Parties to hundreds of Onglyza lawsuits undergoing coordinated pretrial proceedings in a Kentucky federal court have very different ideas as to how discovery should move forward in the multidistrict litigation.
Plaintiffs had previously suggested that case-specific discovery on a select group of bellwether trial cases should proceed at the same time as general causation discovery. They contend that concurrent discovery would avoid delays and facilitate resolution of the pending claims.
But in a Response filed with the U.S. District Court, Eastern District of Kentucky, on October 5th, defendant AstraZeneca proposed a bifurcated schedule in which general causation discovery would proceed ahead of case-specific discovery. The company maintains that a 2-phase discovery schedule would enable the Court to determine whether or not plaintiffs have sufficient evidence to support their allegations that Onglyza caused heart failure.
The judge overseeing the federal Onglyza litigation will likely address this matter during a quarterly Status Conference that is scheduled to be convened on December 18th.
There are currently 220 claims pending in the multidistrict litigation underway in the Easter District of Kentucky, all of which were filed on behalf of plaintiffs who allegedly developed heart failure or other cardiovascular injuries due to their use of Onglyza and Kombiglyze XR.

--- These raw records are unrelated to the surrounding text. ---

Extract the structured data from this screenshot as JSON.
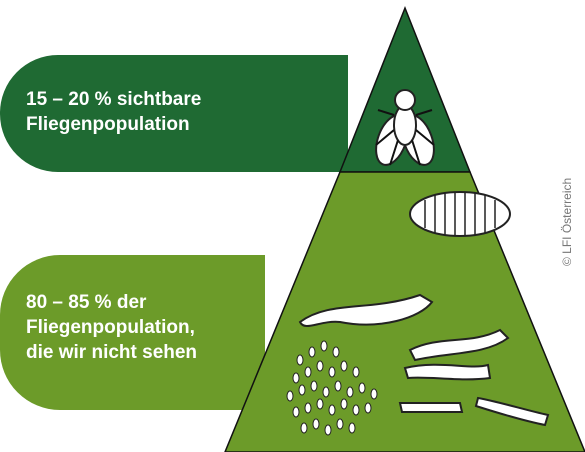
{
  "labels": [
    {
      "lines": [
        "15 – 20 % sichtbare",
        "Fliegenpopulation"
      ]
    },
    {
      "lines": [
        "80 – 85 % der",
        "Fliegenpopulation,",
        "die wir nicht sehen"
      ]
    }
  ],
  "copyright": "© LFI Österreich"
}
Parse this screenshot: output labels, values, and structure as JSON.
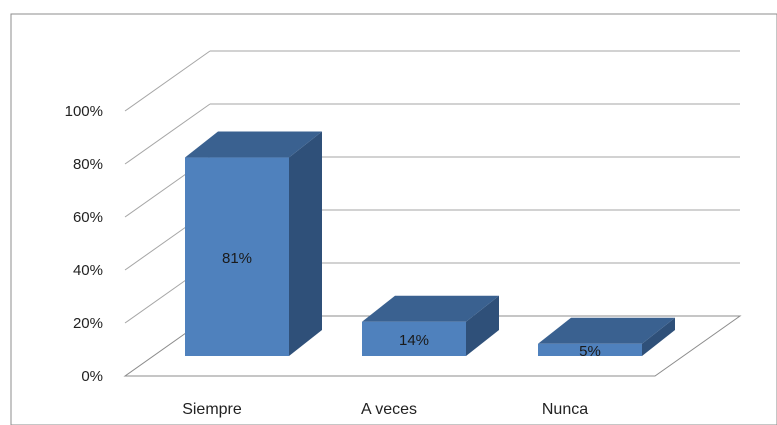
{
  "chart_data": {
    "type": "bar",
    "categories": [
      "Siempre",
      "A veces",
      "Nunca"
    ],
    "values": [
      81,
      14,
      5
    ],
    "data_labels": [
      "81%",
      "14%",
      "5%"
    ],
    "title": "",
    "xlabel": "",
    "ylabel": "",
    "ylim": [
      0,
      100
    ],
    "y_ticks": [
      "0%",
      "20%",
      "40%",
      "60%",
      "80%",
      "100%"
    ],
    "grid": true,
    "legend": "none",
    "style": "3d-column",
    "colors": {
      "front": "#4f81bd",
      "top": "#3a6190",
      "side": "#2f5079",
      "grid": "#a6a6a6",
      "frame": "#8c8c8c"
    }
  }
}
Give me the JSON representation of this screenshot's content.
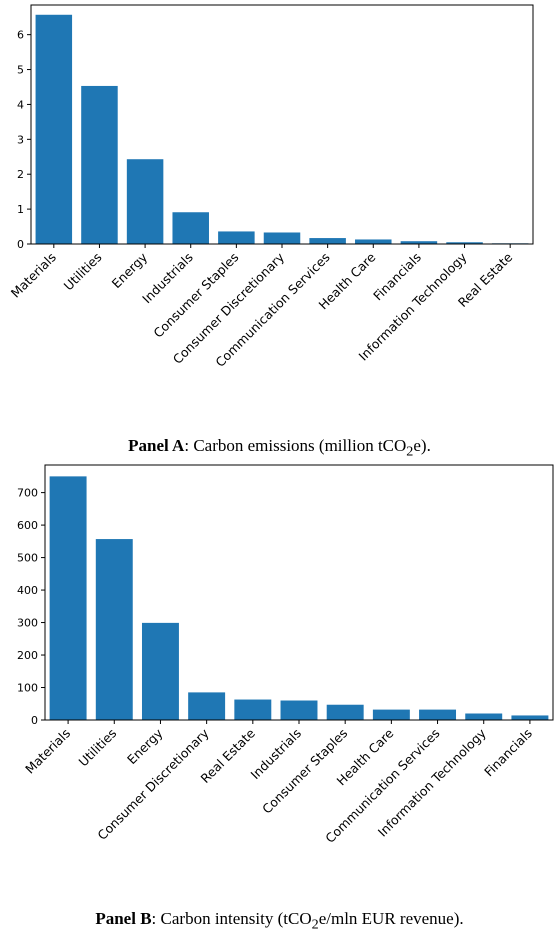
{
  "captions": {
    "a_label": "Panel A",
    "a_text": ": Carbon emissions (million tCO",
    "a_sub": "2",
    "a_tail": "e).",
    "b_label": "Panel B",
    "b_text": ": Carbon intensity (tCO",
    "b_sub": "2",
    "b_tail": "e/mln EUR revenue)."
  },
  "colors": {
    "bar": "#1f77b4"
  },
  "chart_data": [
    {
      "type": "bar",
      "title": "",
      "xlabel": "",
      "ylabel": "",
      "ylim": [
        0,
        6.85
      ],
      "yticks": [
        0,
        1,
        2,
        3,
        4,
        5,
        6
      ],
      "grid": false,
      "categories": [
        "Materials",
        "Utilities",
        "Energy",
        "Industrials",
        "Consumer Staples",
        "Consumer Discretionary",
        "Communication Services",
        "Health Care",
        "Financials",
        "Information Technology",
        "Real Estate"
      ],
      "values": [
        6.57,
        4.53,
        2.43,
        0.91,
        0.36,
        0.33,
        0.17,
        0.13,
        0.08,
        0.05,
        0.02
      ]
    },
    {
      "type": "bar",
      "title": "",
      "xlabel": "",
      "ylabel": "",
      "ylim": [
        0,
        785
      ],
      "yticks": [
        0,
        100,
        200,
        300,
        400,
        500,
        600,
        700
      ],
      "grid": false,
      "categories": [
        "Materials",
        "Utilities",
        "Energy",
        "Consumer Discretionary",
        "Real Estate",
        "Industrials",
        "Consumer Staples",
        "Health Care",
        "Communication Services",
        "Information Technology",
        "Financials"
      ],
      "values": [
        750,
        557,
        299,
        85,
        63,
        60,
        47,
        32,
        32,
        20,
        14
      ]
    }
  ]
}
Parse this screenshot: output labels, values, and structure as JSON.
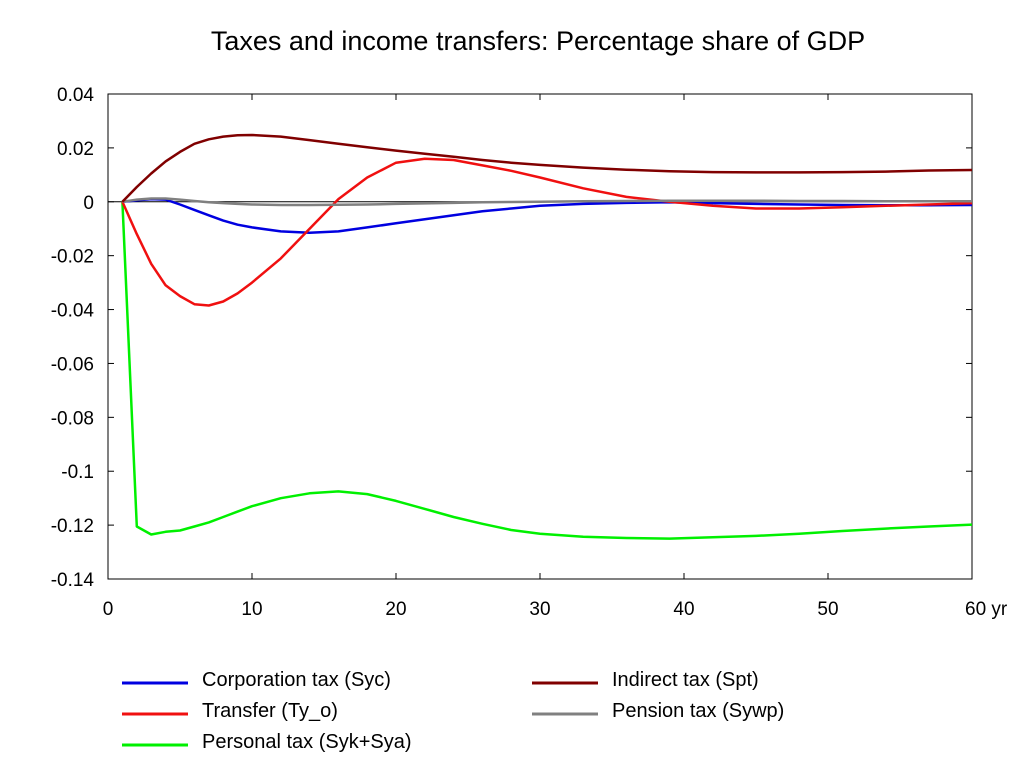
{
  "chart_data": {
    "type": "line",
    "title": "Taxes and income transfers: Percentage share of GDP",
    "xlabel": "",
    "ylabel": "",
    "xlim": [
      0,
      60
    ],
    "ylim": [
      -0.14,
      0.04
    ],
    "x_ticks": [
      0,
      10,
      20,
      30,
      40,
      50,
      60
    ],
    "x_tick_labels": [
      "0",
      "10",
      "20",
      "30",
      "40",
      "50",
      "60 yr"
    ],
    "y_ticks": [
      0.04,
      0.02,
      0,
      -0.02,
      -0.04,
      -0.06,
      -0.08,
      -0.1,
      -0.12,
      -0.14
    ],
    "y_tick_labels": [
      "0.04",
      "0.02",
      "0",
      "-0.02",
      "-0.04",
      "-0.06",
      "-0.08",
      "-0.1",
      "-0.12",
      "-0.14"
    ],
    "grid": false,
    "legend_placement": "bottom",
    "x": [
      1,
      2,
      3,
      4,
      5,
      6,
      7,
      8,
      9,
      10,
      12,
      14,
      16,
      18,
      20,
      22,
      24,
      26,
      28,
      30,
      33,
      36,
      39,
      42,
      45,
      48,
      51,
      54,
      57,
      60
    ],
    "series": [
      {
        "name": "Corporation tax (Syc)",
        "color": "#0000e0",
        "values": [
          0,
          0.0005,
          0.001,
          0.0008,
          -0.001,
          -0.003,
          -0.005,
          -0.007,
          -0.0085,
          -0.0095,
          -0.011,
          -0.0115,
          -0.011,
          -0.0095,
          -0.008,
          -0.0065,
          -0.005,
          -0.0035,
          -0.0025,
          -0.0015,
          -0.0008,
          -0.0004,
          -0.0002,
          -0.0005,
          -0.0008,
          -0.001,
          -0.0012,
          -0.0013,
          -0.0013,
          -0.0012
        ]
      },
      {
        "name": "Transfer (Ty_o)",
        "color": "#f01010",
        "values": [
          0,
          -0.012,
          -0.023,
          -0.031,
          -0.035,
          -0.038,
          -0.0385,
          -0.037,
          -0.034,
          -0.03,
          -0.021,
          -0.01,
          0.001,
          0.009,
          0.0145,
          0.016,
          0.0155,
          0.0135,
          0.0115,
          0.009,
          0.005,
          0.0018,
          0.0,
          -0.0015,
          -0.0025,
          -0.0025,
          -0.002,
          -0.0015,
          -0.001,
          -0.0005
        ]
      },
      {
        "name": "Personal tax (Syk+Sya)",
        "color": "#00f000",
        "values": [
          0,
          -0.1205,
          -0.1235,
          -0.1225,
          -0.122,
          -0.1205,
          -0.119,
          -0.117,
          -0.115,
          -0.113,
          -0.11,
          -0.1082,
          -0.1075,
          -0.1085,
          -0.111,
          -0.114,
          -0.117,
          -0.1195,
          -0.1218,
          -0.1232,
          -0.1243,
          -0.1248,
          -0.125,
          -0.1245,
          -0.124,
          -0.1232,
          -0.1222,
          -0.1213,
          -0.1205,
          -0.1198
        ]
      },
      {
        "name": "Indirect tax (Spt)",
        "color": "#800000",
        "values": [
          0,
          0.0055,
          0.0105,
          0.015,
          0.0185,
          0.0215,
          0.0232,
          0.0242,
          0.0247,
          0.0248,
          0.0242,
          0.0229,
          0.0215,
          0.0202,
          0.019,
          0.0178,
          0.0167,
          0.0155,
          0.0145,
          0.0137,
          0.0127,
          0.0119,
          0.0113,
          0.011,
          0.0109,
          0.0109,
          0.011,
          0.0112,
          0.0116,
          0.0118
        ]
      },
      {
        "name": "Pension tax (Sywp)",
        "color": "#808080",
        "values": [
          0,
          0.0008,
          0.0012,
          0.0012,
          0.0008,
          0.0003,
          -0.0002,
          -0.0005,
          -0.0008,
          -0.001,
          -0.0012,
          -0.0012,
          -0.0011,
          -0.001,
          -0.0008,
          -0.0006,
          -0.0004,
          -0.0002,
          -0.0001,
          0.0,
          0.0002,
          0.0003,
          0.0004,
          0.0004,
          0.0004,
          0.0003,
          0.0003,
          0.0002,
          0.0002,
          0.0002
        ]
      }
    ]
  }
}
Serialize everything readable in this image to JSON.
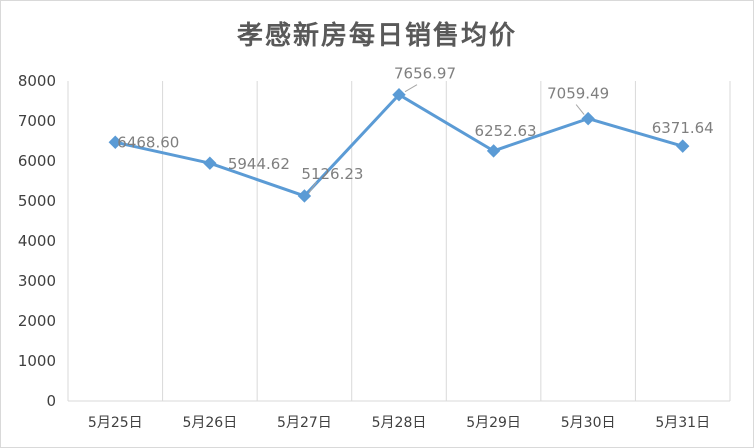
{
  "chart_data": {
    "type": "line",
    "title": "孝感新房每日销售均价",
    "xlabel": "",
    "ylabel": "",
    "categories": [
      "5月25日",
      "5月26日",
      "5月27日",
      "5月28日",
      "5月29日",
      "5月30日",
      "5月31日"
    ],
    "series": [
      {
        "values": [
          6468.6,
          5944.62,
          5126.23,
          7656.97,
          6252.63,
          7059.49,
          6371.64
        ],
        "value_labels": [
          "6468.60",
          "5944.62",
          "5126.23",
          "7656.97",
          "6252.63",
          "7059.49",
          "6371.64"
        ],
        "color": "#5b9bd5",
        "marker": "diamond"
      }
    ],
    "ylim": [
      0,
      8000
    ],
    "y_ticks": [
      0,
      1000,
      2000,
      3000,
      4000,
      5000,
      6000,
      7000,
      8000
    ],
    "y_tick_labels": [
      "0",
      "1000",
      "2000",
      "3000",
      "4000",
      "5000",
      "6000",
      "7000",
      "8000"
    ],
    "grid": "vertical",
    "legend": "none",
    "colors": {
      "line": "#5b9bd5",
      "grid": "#d9d9d9",
      "axis_text": "#404040",
      "data_label": "#7f7f7f",
      "title": "#595959"
    }
  }
}
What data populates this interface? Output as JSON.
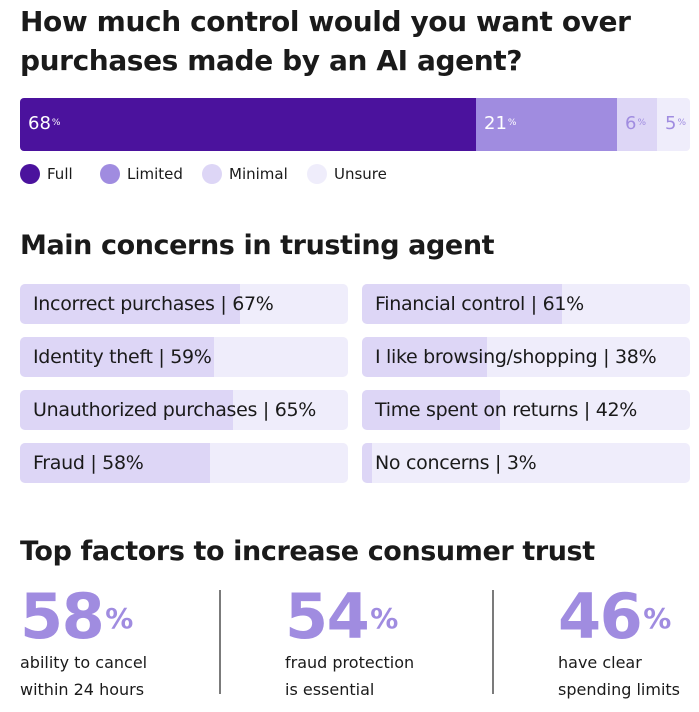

Both drugs are indicated to treat patients with Type 2 diabetes and contain saxagliptin as their active ingredient. Kombiglyze XR also contains an older diabetes medication called metformin.
The litigation surrounding Onglyza and Kombiglyze XR began to grow shortly after the U.S. Food & Drug Administration (FDA) announced it was reviewing a possible link between saxagliptin and heart failure in 2014.
The agency’s investigation was prompted by interim results from the SAVOR-TMI clinical trial that suggested patients exposed to saxagliptin were 27% more likely to be hospitalized with heart failure. Saxagliptin also appeared to be associated with a higher risk of all-cause mortality.
In April 2015, a panel of outside advisors to the FDA recommended that information about heart failure be added to the “Warnings and Precautions” section included in the labels of all saxagliptin-containing medications. The FDA ordered those updates the following year.
Federally-filed Onglyza lawsuits were centralized before a single U.S. District Court Judge last July. At the time, just 41 cases were transferred to the Eastern District of Kentucky.
In September, Bernstein Liebhard LLP partner Daniel C. Burke was appointed to the Plaintiffs’ Executive Committee in the federal Onglyza litigation.